Dr. Barry Brook has read the fine print and followed the references in Jacobson and Delucchi’s upcoming article in Scientific American (you know, that thing that editors are supposed to do?) and found such a stunning lie that our nuclear blogosphere is still reeling that anyone could possibly think that they could get away with telling it:

So what’s “The Ugly”? Well, it’s something utterly egregious and deceptive. In the Sci Amer article, the following objection is raised in order to dismiss the fission of uranium or thorium as clean energy:

Nuclear power results in up to 25 times more carbon emissions than wind energy, when reactor construction and uranium refining and transport are considered.

Hold on. How could this be? I’ve shown here that the “reactor construction” argument is utterly fallacious – wind has a building material footprint over 10 times larger than that of nuclear, on energy parity basis. Further, Peter Lang has shown that wind, once operating, offsets 20 times LESS carbon per unit energy than nuclear power, when a standard natural gas backup for wind is properly considered. I’ve also explained in this post that the emissions stemming from mining, milling, transport and refining of nuclear fuel is vastly overblown, and is of course irrelevant for fast spectrum and molten salt thorium reactors. So…?

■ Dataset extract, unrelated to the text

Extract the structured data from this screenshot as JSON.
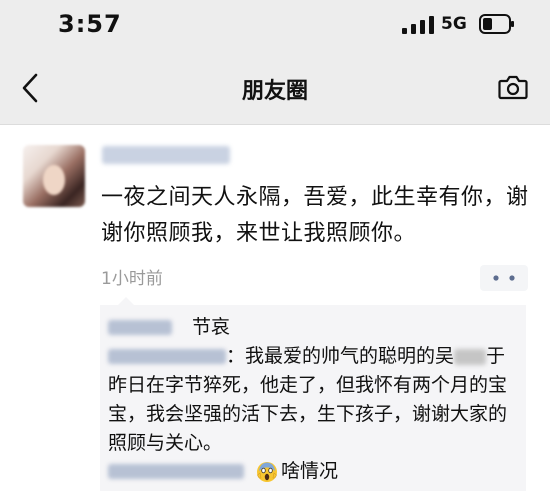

Well, you have to look to the technical version of the paper to trace the source of the claim. It comes from Jacobson 2009, where he posited that nuclear power means nuclear proliferation, nuclear proliferation leads to nuclear weapons, and this chain of events lead to nuclear war, so they calculate (?!) the carbon footprint of a nuclear war! (integrating a probability of 0 — 1 over a 30 year period). I quote:

4d. Effects of nuclear energy on nuclear war and terrorism damage

Because the production of nuclear weapons material is occurring only in countries that have developed civilian nuclear energy programs, the risk of a limited nuclear exchange between countries or the detonation of a nuclear device by terrorists has increased due to the dissemination of nuclear energy facilities worldwide. As such, it is a valid exercise to estimate the potential number of immediate deaths and carbon emissions due to the burning of buildings and infrastructure associated with the proliferation of nuclear energy facilities and the resulting proliferation of nuclear weapons. The number of deaths and carbon emissions, though, must be multiplied by a probability range of an exchange or explosion occurring to estimate the overall risk of nuclear energy proliferation. Although concern at the time of an explosion will be the deaths and not carbon emissions, policy makers today must weigh all the potential future risks of mortality and carbon emissions when comparing energy sources.

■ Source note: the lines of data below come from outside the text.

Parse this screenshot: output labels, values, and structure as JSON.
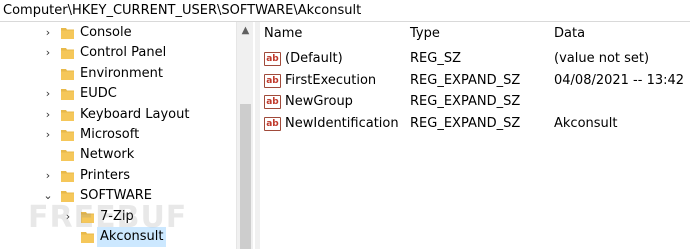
{
  "address_bar": {
    "path": "Computer\\HKEY_CURRENT_USER\\SOFTWARE\\Akconsult"
  },
  "tree": {
    "items": [
      {
        "label": "Console",
        "expander": "›"
      },
      {
        "label": "Control Panel",
        "expander": "›"
      },
      {
        "label": "Environment",
        "expander": ""
      },
      {
        "label": "EUDC",
        "expander": "›"
      },
      {
        "label": "Keyboard Layout",
        "expander": "›"
      },
      {
        "label": "Microsoft",
        "expander": "›"
      },
      {
        "label": "Network",
        "expander": ""
      },
      {
        "label": "Printers",
        "expander": "›"
      },
      {
        "label": "SOFTWARE",
        "expander": "⌄"
      },
      {
        "label": "7-Zip",
        "expander": "›"
      },
      {
        "label": "Akconsult",
        "expander": ""
      }
    ],
    "folder_color": "#e8b94a"
  },
  "values_header": {
    "name": "Name",
    "type": "Type",
    "data": "Data"
  },
  "values": [
    {
      "icon_text": "ab",
      "name": "(Default)",
      "type": "REG_SZ",
      "data": "(value not set)"
    },
    {
      "icon_text": "ab",
      "name": "FirstExecution",
      "type": "REG_EXPAND_SZ",
      "data": "04/08/2021 -- 13:42"
    },
    {
      "icon_text": "ab",
      "name": "NewGroup",
      "type": "REG_EXPAND_SZ",
      "data": ""
    },
    {
      "icon_text": "ab",
      "name": "NewIdentification",
      "type": "REG_EXPAND_SZ",
      "data": "Akconsult"
    }
  ],
  "watermark": "FREEBUF",
  "selection_color": "#cce8ff"
}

Really, need I say more? Can it really be that such wildly conjectural nonsense is acceptable as a valid scientific argument in the sustainable energy peer-reviewed literature? It seems so, which suggests to me that this academic discipline needs a swift logical kick up its intellectual rear end.

Wow. Jacobson and Delucchi make the absolutely unsupported-by-historial-evidence claim that developing nuclear power leads to nuclear weapons, and that nuclear weapons lead to nuclear way (actually they stop war from happening) and that in a nuclear exchange lots of CO2 will be emitted, so we’ll chalk that up to nuclear power to make it look bad.

Scientific American should recall their publication and expunge this trash from their magazine if they ever hope to be held in high regard again. I know that I just lost any interest in published in their magazine.